Rappel des devoirs des CIF
Pour savoir si les CIF respectent bien la réglementation, des contrôles sont donc diligentés par l’AMF. Les CIF et les FIA sont même devenus un important point de vigilance pour l’AMF qui a intensifié ses contrôles depuis les deux dernières années, certains d’entre eux étant même effectués au hasard. "La commission des sanctions rappelle que le CIF doit s’assurer que le produit financier qu’il recommande à l’achat est autorisé à la commercialisation sur le territoire français. Cela suppose, au préalable, de connaître la qualification juridique de ce qui est recommandé. En l’espèce, la commercialisation par le CIF n’était pas légale car les actions des SCA qu’il a recommandé sont des FIA par objet qui ont été commercialisés auprès d’investisseurs non professionnels. Par conséquent, ils auraient dû être gérés par une société de gestion agréée et un dépositaire ce qui n’a pas été le cas", souligne Karima Lachgar.
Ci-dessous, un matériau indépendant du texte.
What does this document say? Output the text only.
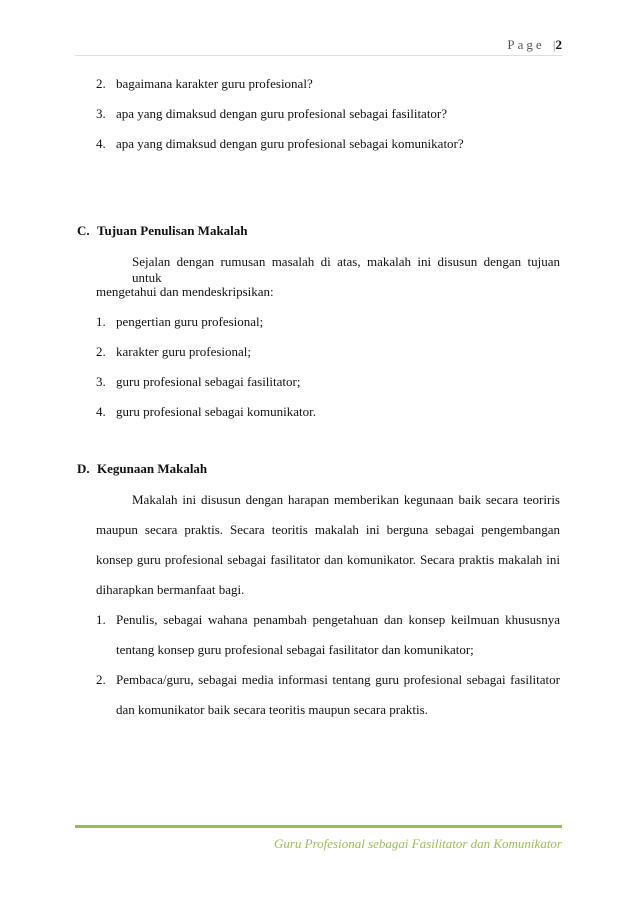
Page |2
2. bagaimana karakter guru profesional?
3. apa yang dimaksud dengan guru profesional sebagai fasilitator?
4. apa yang dimaksud dengan guru profesional sebagai komunikator?
C. Tujuan Penulisan Makalah
Sejalan dengan rumusan masalah di atas, makalah ini disusun dengan tujuan untuk
mengetahui dan mendeskripsikan:
1. pengertian guru profesional;
2. karakter guru profesional;
3. guru profesional sebagai fasilitator;
4. guru profesional sebagai komunikator.
D. Kegunaan Makalah
Makalah ini disusun dengan harapan memberikan kegunaan baik secara teoriris
maupun secara praktis. Secara teoritis makalah ini berguna sebagai pengembangan
konsep guru profesional sebagai fasilitator dan komunikator. Secara praktis makalah ini
diharapkan bermanfaat bagi.
1. Penulis, sebagai wahana penambah pengetahuan dan konsep keilmuan khususnya
tentang konsep guru profesional sebagai fasilitator dan komunikator;
2. Pembaca/guru, sebagai media informasi tentang guru profesional sebagai fasilitator
dan komunikator baik secara teoritis maupun secara praktis.
Guru Profesional sebagai Fasilitator dan Komunikator
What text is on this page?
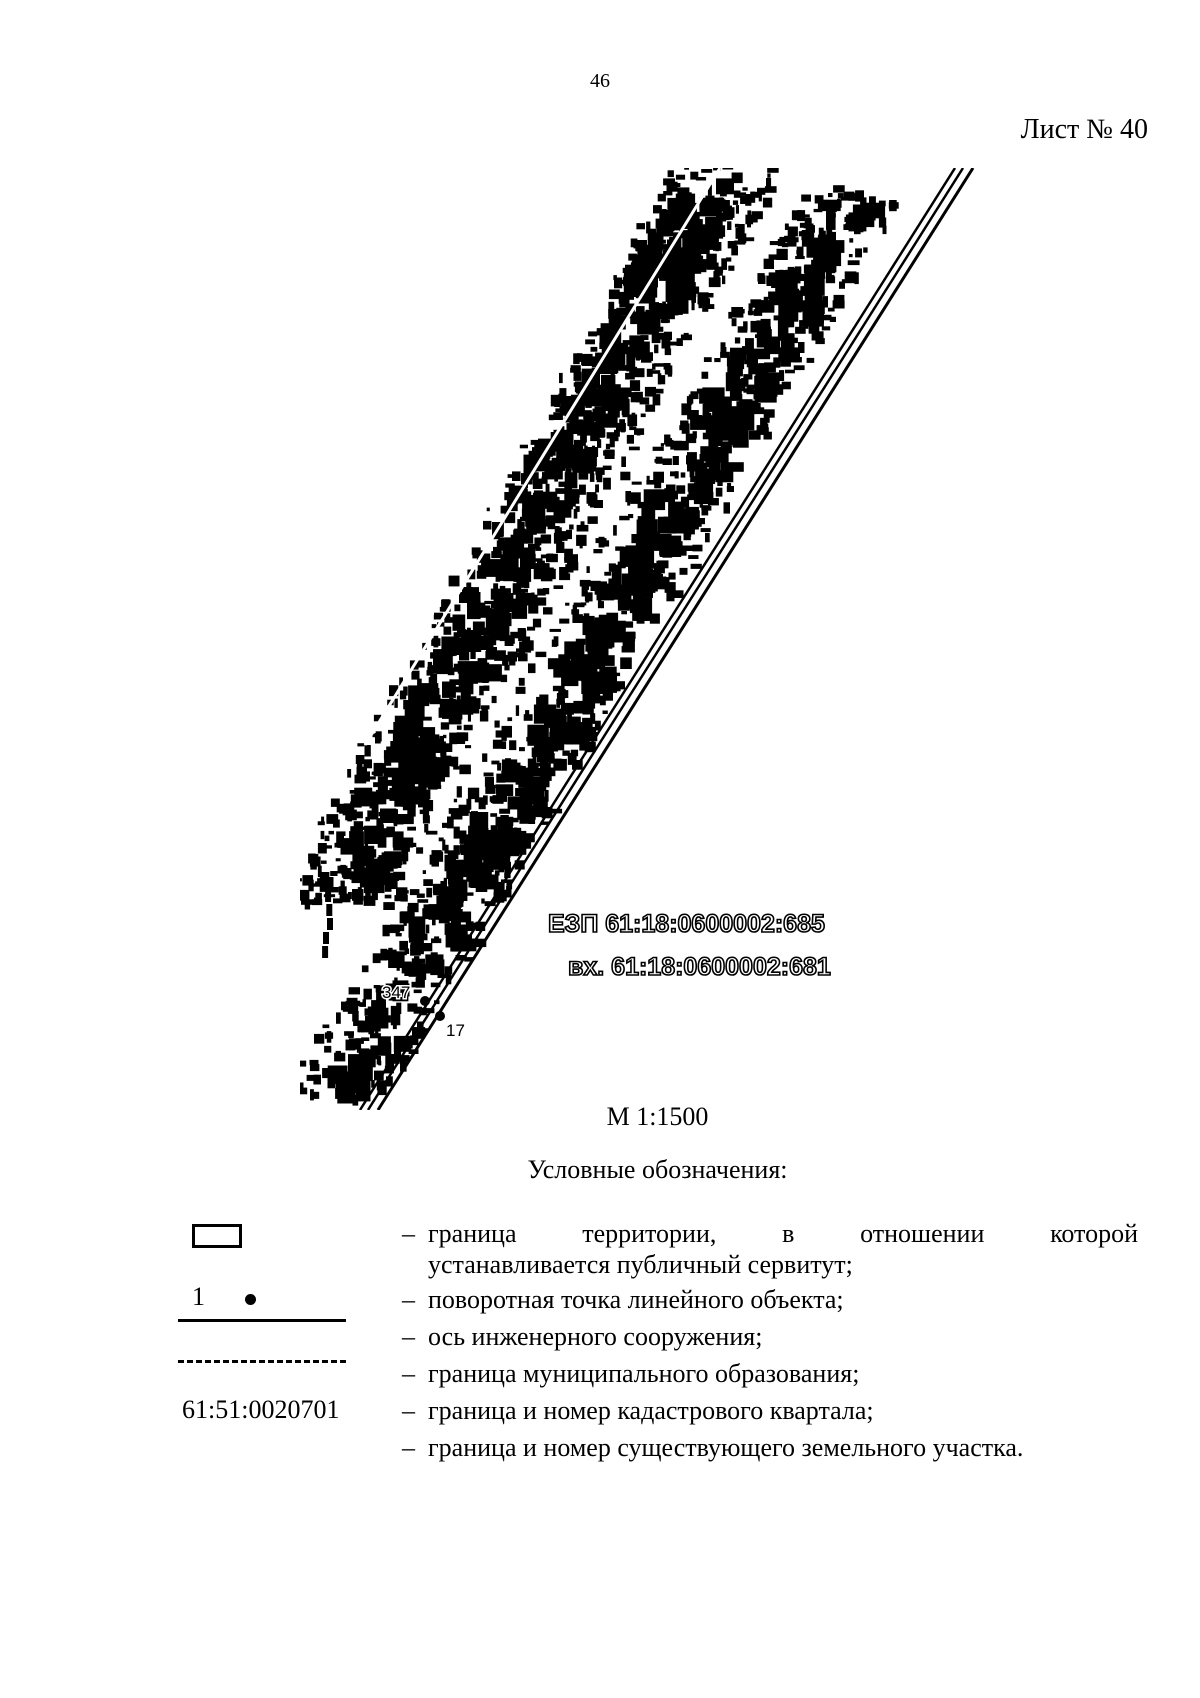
46
Лист № 40
347
17
ЕЗП 61:18:0600002:685
вх. 61:18:0600002:681
М 1:1500
Условные обозначения:
– граница территории, в отношении которой
устанавливается публичный сервитут;
1	– поворотная точка линейного объекта;
– ось инженерного сооружения;
– граница муниципального образования;
61:51:0020701 – граница и номер кадастрового квартала;
– граница и номер существующего земельного участка.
Par ailleurs un autre apport, selon les praticiens, de cette décision est de rappeler aux CIF qu'ils se doivent d'avoir un dispositif de lutte contre le blanchiment et le financement du terrorisme opérationnel. "En l’occurrence, le CIF a indiqué trois niveaux de vigilance dans sa procédure sans jamais préciser quels scénarios enclenchaient chaque niveau de vigilance et quelles natures de diligences devaient être mise en œuvre pour chacun d'entre eux. De plus, sur 6 dossiers sur 8, le CIF n’avait pas non plus collecté les pièces d’identification des clients ", poursuit Karima Lachgar.
Des griefs qui certes suffisent à voir une sanction tomber mais l'ampleur de celle prononcée dans le cadre de cette affaire tiendrait également, selon les praticiens, au fait que les protagonistes n’aient pas collaboré. "Ceci constitue une circonstance aggravante ", prévient Karima Lachgar. La sanction de 10 ans d’interdiction d’exercer doit donc être vue comme la volonté de la part de l’AMF de faire un exemple. "L’intention de la commission des sanctions est de dire à la communauté des CIF : faites attention à ce que vous faites ", analyse Karima Lachgar.